The Every Student Present campaign, spearheaded by the Council on Children and Families (CCF), lends a hand to school leaders, parents, and communities to help students to make attendance a habit. The campaign is focused on building awareness of the issue, creating engaging school environments, using data to identify chronically absent students, and exploring ways to provide support that can help students and families.
According to Attendance Works, an initiative that promotes awareness of the important role that school attendance plays in achieving academic success, approximately one in ten U.S. students miss ten percent or more school days each year. As many as four in ten kindergarten and first grade students will miss about a month of school, which particularly jeopardizes early reading proficiency. Additionally, Attendance Works finds that chronically-absent sixth grade students graduate less frequently than their peers. While all children, regardless of their socio-economic background, perform poorly in school when they are chronically absent, satisfactory school attendance is particularly problematic among children living in poverty. Reasons for chronic absenteeism include illnesses like asthma, safety concerns and bullying, academic failure, transportation problems, and family issues.
"Chronic absenteeism is one of the earliest indications we have that students are not on course," said Deborah Benson, Executive Director of the Council on Children and Families. "By tracking the number of absences a student has, whether they are excused or unexcused, we can take early action when prevention interventions are most likely to succeed."
"We know from common sense and research that attendance matters. The good news is that chronic absence is a solvable problem," said Hedy Chang, Director of Attendance Works, who worked closely with the Council to develop Every Student Present. "Attendance improves when schools, communities and families partner together to monitor chronic absence data, build a local culture of daily attendance and identify and address barriers to getting to class. Reducing chronic absence can help significantly improve outcomes, especially for our most vulnerable children, and it increases students' readiness for college and careers."

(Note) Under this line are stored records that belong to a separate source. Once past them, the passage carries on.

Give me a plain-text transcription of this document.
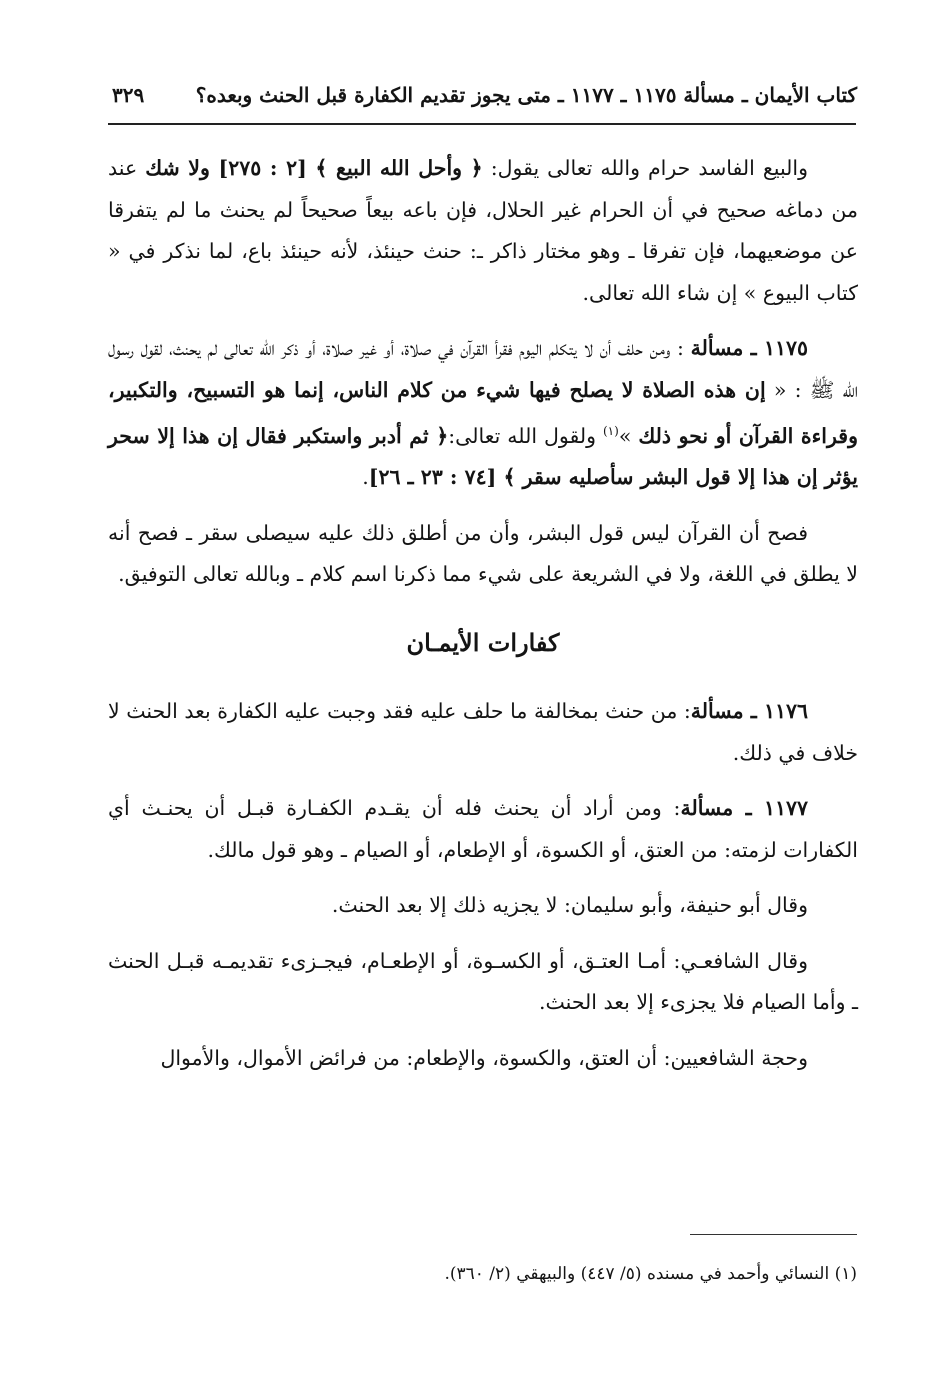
كتاب الأيمان ـ مسألة ١١٧٥ ـ ١١٧٧ ـ متى يجوز تقديم الكفارة قبل الحنث وبعده؟
٣٢٩

والبيع الفاسد حرام والله تعالى يقول: ﴿ وأحل الله البيع ﴾ [٢ : ٢٧٥] ولا شك عند من دماغه صحيح في أن الحرام غير الحلال، فإن باعه بيعاً صحيحاً لم يحنث ما لم يتفرقا عن موضعيهما، فإن تفرقا ـ وهو مختار ذاكر ـ: حنث حينئذ، لأنه حينئذ باع، لما نذكر في « كتاب البيوع » إن شاء الله تعالى.

١١٧٥ ـ مسألة : ومن حلف أن لا يتكلم اليوم فقرأ القرآن في صلاة، أو غير صلاة، أو ذكر الله تعالى لم يحنث، لقول رسول الله ﷺ : « إن هذه الصلاة لا يصلح فيها شيء من كلام الناس، إنما هو التسبيح، والتكبير، وقراءة القرآن أو نحو ذلك »$^{(١)}$ ولقول الله تعالى:﴿ ثم أدبر واستكبر فقال إن هذا إلا سحر يؤثر إن هذا إلا قول البشر سأصليه سقر ﴾ [٧٤ : ٢٣ ـ ٢٦].

فصح أن القرآن ليس قول البشر، وأن من أطلق ذلك عليه سيصلى سقر ـ فصح أنه لا يطلق في اللغة، ولا في الشريعة على شيء مما ذكرنا اسم كلام ـ وبالله تعالى التوفيق.

كفارات الأيمـان

١١٧٦ ـ مسألة: من حنث بمخالفة ما حلف عليه فقد وجبت عليه الكفارة بعد الحنث لا خلاف في ذلك.

١١٧٧ ـ مسألة: ومن أراد أن يحنث فله أن يقـدم الكفـارة قبـل أن يحنـث أي الكفارات لزمته: من العتق، أو الكسوة، أو الإطعام، أو الصيام ـ وهو قول مالك.

وقال أبو حنيفة، وأبو سليمان: لا يجزيه ذلك إلا بعد الحنث.

وقال الشافعـي: أمـا العتـق، أو الكسـوة، أو الإطعـام، فيجـزىء تقديمـه قبـل الحنث ـ وأما الصيام فلا يجزىء إلا بعد الحنث.

وحجة الشافعيين: أن العتق، والكسوة، والإطعام: من فرائض الأموال، والأموال

(١) النسائي وأحمد في مسنده (٥/ ٤٤٧) والبيهقي (٢/ ٣٦٠).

School attendance is a critical and fundamental link to school improvement efforts. Improvements in classroom teaching and curriculum reform will not yield results unless students are physically in school. For more information about how schools, families, and communities can support children's academic success and reduce chronic absenteeism, visit the Every Student Present website at www.everystudentpresent.org, and follow the Council on Twitter (@nysccf), Facebook (http://www.facebook.com/NYSCCF), and Pinterest (http://pinterest.com/nysccf).
The Council is proud to partner with Attendance Works, Children's Aid Society, Erie I BOCES, New York State Afterschool Network, State University of New York, and United Way of New York City to promote Every Student Present.
The Council works with its 11 member agencies to coordinate the New York State health, education, and human service systems to provide more effective systems of care for children and families. Members of the Council include the Department of Health (DOH), the Department of Labor, the Division of Criminal Justice Services (DCJS), the Office of People with Developmental Disabilities (OPWDD), the Office of Alcoholism and Substance Abuse Services (OASAS), the Office of Children and Family Services (OCFS), the Office of Mental Health (OMH), the Office of Probation and Correctional Alternatives (OPCA), the Office of Temporary and Disability Assistance (OTDA), the Office for the Aging, and the State Education Department (SED).